Son iki haftada kaybedilen 5 puan sonrasında üzerinde ister istemez psikolojik bir baskı oluşan Galatasaray, beklediğinden çok daha kolay bir galibiyete uzandı. Maçın henüz 27. saniyesinde Diagne’nin yaptığı üst düzey golcü vuruşu takımın üzerindeki stresi aldı götürdü. Diagne demişken bazen saç baş yolduruyor bazen de dünkü gibi Luis Suarez golleri atıyor. Ama gerçek olan bu takımın şu an için olmazsa olmazı.
Cezası biten ve saha kenarına dönen Terim, iki kenar beki Linnes ve Saracchi’yi yanına oturttu. Konya’da tel tel dökülen Saracchi’nin yerine oynayan Emre Taşdemir’in müthiş bindirmeleri Galatasaray’a sezonun en farklı galibiyetini getirdi. Sürekli soldan hücum eden sarı-kırmızılılar, pas ve oyuncu kalitesi ile ilk yarıda işi bitirdi. İçine Marcelo kaçmış gibi oynayan Emre Taşdemir, Terim’in uzun zamandır kendisinde ısrar etmesinin karşılığını Gençlerbirliği maçında verdi.

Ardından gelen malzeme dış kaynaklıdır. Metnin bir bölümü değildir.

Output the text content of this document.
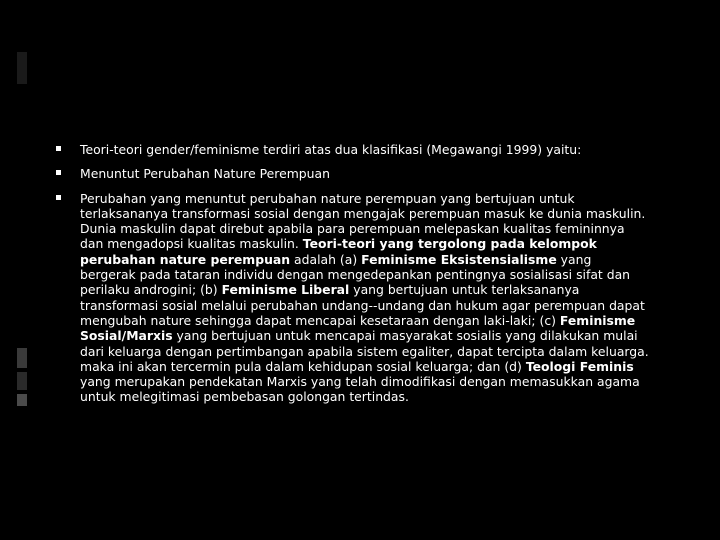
Teori-teori gender/feminisme terdiri atas dua klasifikasi (Megawangi 1999) yaitu:

Menuntut Perubahan Nature Perempuan

Perubahan yang menuntut perubahan nature perempuan yang bertujuan untuk terlaksananya transformasi sosial dengan mengajak perempuan masuk ke dunia maskulin. Dunia maskulin dapat direbut apabila para perempuan melepaskan kualitas femininnya dan mengadopsi kualitas maskulin. Teori-teori yang tergolong pada kelompok perubahan nature perempuan adalah (a) Feminisme Eksistensialisme yang bergerak pada tataran individu dengan mengedepankan pentingnya sosialisasi sifat dan perilaku androgini; (b) Feminisme Liberal yang bertujuan untuk terlaksananya transformasi sosial melalui perubahan undang--undang dan hukum agar perempuan dapat mengubah nature sehingga dapat mencapai kesetaraan dengan laki-laki; (c) Feminisme Sosial/Marxis yang bertujuan untuk mencapai masyarakat sosialis yang dilakukan mulai dari keluarga dengan pertimbangan apabila sistem egaliter, dapat tercipta dalam keluarga. maka ini akan tercermin pula dalam kehidupan sosial keluarga; dan (d) Teologi Feminis yang merupakan pendekatan Marxis yang telah dimodifikasi dengan memasukkan agama untuk melegitimasi pembebasan golongan tertindas.
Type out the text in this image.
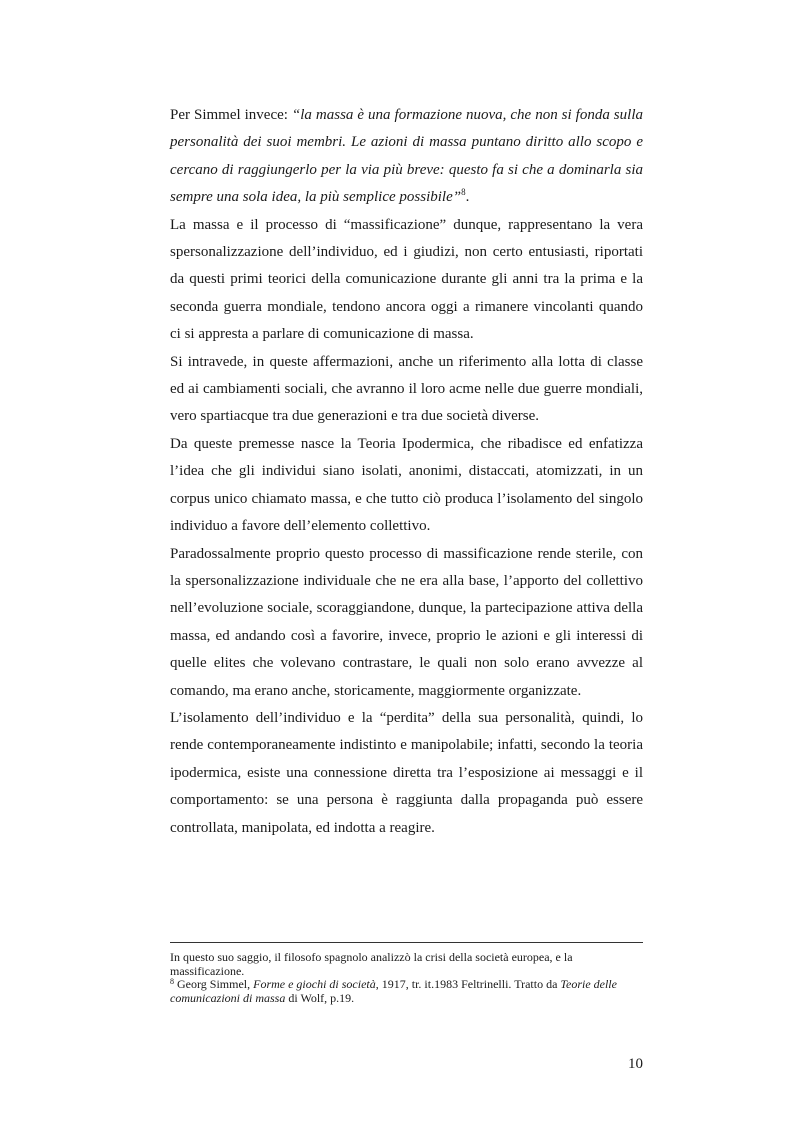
Per Simmel invece: “la massa è una formazione nuova, che non si fonda sulla personalità dei suoi membri. Le azioni di massa puntano diritto allo scopo e cercano di raggiungerlo per la via più breve: questo fa si che a dominarla sia sempre una sola idea, la più semplice possibile”$^8$.

La massa e il processo di “massificazione” dunque, rappresentano la vera spersonalizzazione dell’individuo, ed i giudizi, non certo entusiasti, riportati da questi primi teorici della comunicazione durante gli anni tra la prima e la seconda guerra mondiale, tendono ancora oggi a rimanere vincolanti quando ci si appresta a parlare di comunicazione di massa.

Si intravede, in queste affermazioni, anche un riferimento alla lotta di classe ed ai cambiamenti sociali, che avranno il loro acme nelle due guerre mondiali, vero spartiacque tra due generazioni e tra due società diverse.

Da queste premesse nasce la Teoria Ipodermica, che ribadisce ed enfatizza l’idea che gli individui siano isolati, anonimi, distaccati, atomizzati, in un corpus unico chiamato massa, e che tutto ciò produca l’isolamento del singolo individuo a favore dell’elemento collettivo.

Paradossalmente proprio questo processo di massificazione rende sterile, con la spersonalizzazione individuale che ne era alla base, l’apporto del collettivo nell’evoluzione sociale, scoraggiandone, dunque, la partecipazione attiva della massa, ed andando così a favorire, invece, proprio le azioni e gli interessi di quelle elites che volevano contrastare, le quali non solo erano avvezze al comando, ma erano anche, storicamente, maggiormente organizzate.

L’isolamento dell’individuo e la “perdita” della sua personalità, quindi, lo rende contemporaneamente indistinto e manipolabile; infatti, secondo la teoria ipodermica, esiste una connessione diretta tra l’esposizione ai messaggi e il comportamento: se una persona è raggiunta dalla propaganda può essere controllata, manipolata, ed indotta a reagire.

In questo suo saggio, il filosofo spagnolo analizzò la crisi della società europea, e la massificazione.

$^8$ Georg Simmel, Forme e giochi di società, 1917, tr. it.1983 Feltrinelli. Tratto da Teorie delle comunicazioni di massa di Wolf, p.19.

10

Galatasaray, Süper Lig’de rakip ceza sahasında en çok topla buluşan takım ama düne kadar bunu gole yeteri kadar çeviremiyordu.

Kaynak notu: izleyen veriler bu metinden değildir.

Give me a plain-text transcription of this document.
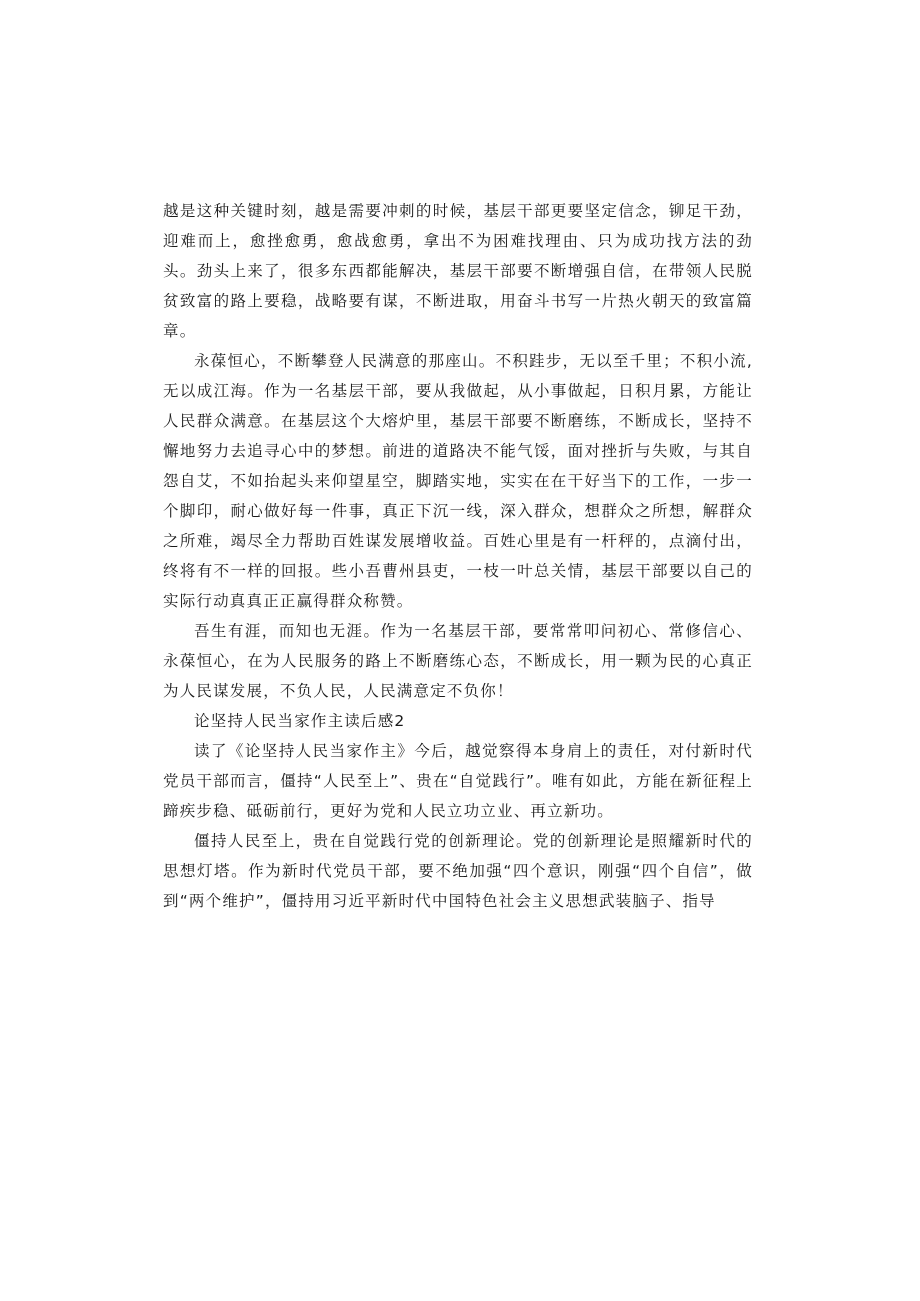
越是这种关键时刻，越是需要冲刺的时候，基层干部更要坚定信念，铆足干劲，迎难而上，愈挫愈勇，愈战愈勇，拿出不为困难找理由、只为成功找方法的劲头。劲头上来了，很多东西都能解决，基层干部要不断增强自信，在带领人民脱贫致富的路上要稳，战略要有谋，不断进取，用奋斗书写一片热火朝天的致富篇章。

永葆恒心，不断攀登人民满意的那座山。不积跬步，无以至千里；不积小流,无以成江海。作为一名基层干部，要从我做起，从小事做起，日积月累，方能让人民群众满意。在基层这个大熔炉里，基层干部要不断磨练，不断成长，坚持不懈地努力去追寻心中的梦想。前进的道路决不能气馁，面对挫折与失败，与其自怨自艾，不如抬起头来仰望星空，脚踏实地，实实在在干好当下的工作，一步一个脚印，耐心做好每一件事，真正下沉一线，深入群众，想群众之所想，解群众之所难，竭尽全力帮助百姓谋发展增收益。百姓心里是有一杆秤的，点滴付出，终将有不一样的回报。些小吾曹州县吏，一枝一叶总关情，基层干部要以自己的实际行动真真正正赢得群众称赞。

吾生有涯，而知也无涯。作为一名基层干部，要常常叩问初心、常修信心、永葆恒心，在为人民服务的路上不断磨练心态，不断成长，用一颗为民的心真正为人民谋发展，不负人民，人民满意定不负你！

论坚持人民当家作主读后感2

读了《论坚持人民当家作主》今后，越觉察得本身肩上的责任，对付新时代党员干部而言，僵持“人民至上”、贵在“自觉践行”。唯有如此，方能在新征程上蹄疾步稳、砥砺前行，更好为党和人民立功立业、再立新功。

僵持人民至上，贵在自觉践行党的创新理论。党的创新理论是照耀新时代的思想灯塔。作为新时代党员干部，要不绝加强“四个意识，刚强“四个自信”，做到“两个维护”，僵持用习近平新时代中国特色社会主义思想武装脑子、指导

Dün doğru final pasları farkı da getirdi. Bazılarının yerin dibine sokmak için uğraştığı Belhanda’nın yaptığı hat-trick, eleştirilere ironik ve anlamlı bir cevap oldu. Ama maçın yıldızı tartışmasız Arda Turan’dı. Sahadaki duruşu, oyun bilgisi ve kendine has fark yaratan futbol zekası onu bambaşka bir seviyeye taşıyor. Arda dün en görkemli Atletico Madrid günlerindeki gibiydi. O efsane takımın futbol aklıydı. Simeone’nin fizik gücü yüksek takımının en nadide parçasıydı. Kaptan Arda, futbolun ayakla değil beyinle oynandığını bir kez daha kanıtladı.